Mimosa Framework Introduces Evolving Multi-Agent System for Scientific Research

New open-source framework automates scientific workflows through self-refining multi-agent systems, achieving 43.1% success rate on benchmark tests.

Researchers have introduced Mimosa, an open-source framework designed to automate scientific research through evolving multi-agent systems that adapt their workflows based on experimental feedback, according to arxiv.org.

According to the paper published on April 1, 2026, Mimosa addresses limitations in current Autonomous Scientific Research (ASR) systems, which “remain constrained by fixed workflows and toolsets that prevent adaptation to evolving tasks and environments.” The framework automatically synthesizes task-specific multi-agent workflows and iteratively refines them through feedback.

The system leverages the Model Context Protocol (MCP) for dynamic tool discovery and uses a meta-orchestrator to generate workflow topologies. Code-generating agents execute subtasks by invoking available tools and scientific software libraries, while an LLM-based judge scores executions and drives workflow refinement, according to arxiv.org.

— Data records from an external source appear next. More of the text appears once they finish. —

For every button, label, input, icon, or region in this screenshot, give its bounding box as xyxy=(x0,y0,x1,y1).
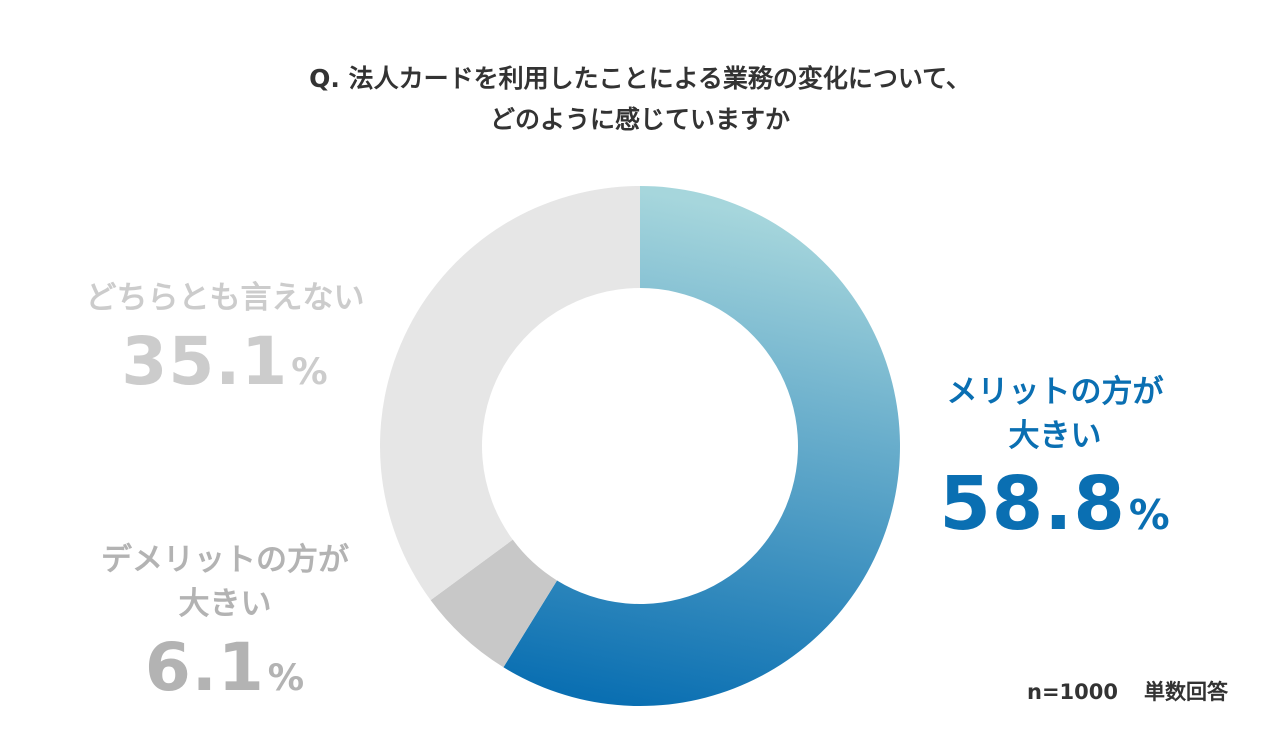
label-merit-text-1: メリットの方が xyxy=(946,374,1164,410)
chart-title-line-2: どのように感じていますか xyxy=(489,105,790,134)
label-demerit-value: 6.1% xyxy=(80,630,370,716)
label-demerit-text-1: デメリットの方が xyxy=(101,542,349,578)
label-demerit-unit: % xyxy=(267,656,306,699)
answer-type: 単数回答 xyxy=(1144,680,1228,704)
label-neutral-text-1: どちらとも言えない xyxy=(85,280,365,316)
slice-demerit xyxy=(430,539,558,668)
slice-merit xyxy=(503,186,900,706)
chart-title: Q. 法人カードを利用したことによる業務の変化について、 どのように感じています… xyxy=(0,58,1280,140)
label-merit-value: 58.8% xyxy=(925,464,1185,555)
label-neutral-value: 35.1% xyxy=(70,324,380,410)
label-demerit: デメリットの方が 大きい 6.1% xyxy=(80,538,370,716)
chart-title-line-1: Q. 法人カードを利用したことによる業務の変化について、 xyxy=(309,64,971,93)
label-neutral-unit: % xyxy=(291,350,329,393)
label-merit-number: 58.8 xyxy=(939,461,1126,547)
label-merit-text-2: 大きい xyxy=(1008,418,1102,454)
slice-neutral xyxy=(380,186,640,601)
label-demerit-number: 6.1 xyxy=(144,629,265,706)
label-merit-unit: % xyxy=(1128,491,1171,539)
sample-size: n=1000 xyxy=(1027,680,1118,704)
label-merit: メリットの方が 大きい 58.8% xyxy=(925,370,1185,555)
sample-note: n=1000 単数回答 xyxy=(1027,676,1228,706)
label-neutral-number: 35.1 xyxy=(121,323,289,400)
label-demerit-text-2: 大きい xyxy=(178,586,272,622)
label-neutral: どちらとも言えない 35.1% xyxy=(70,276,380,410)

On ScienceAgentBench testing, Mimosa achieved a 43.1% success rate using DeepSeek-V3.2, “surpassing both single-agent baselines and static multi-agent configurations,” the paper states. The researchers note that “models respond heterogeneously to multi-agent decomposition and iterative learning,” indicating benefits depend on the underlying execution model’s capabilities.

According to arxiv.org, the framework’s “modular architecture and tool-agnostic design make it readily extensible,” while fully logged execution traces support auditability. The 48-page paper was released as a fully open-source platform to provide “an open foundation for community-driven ASR.”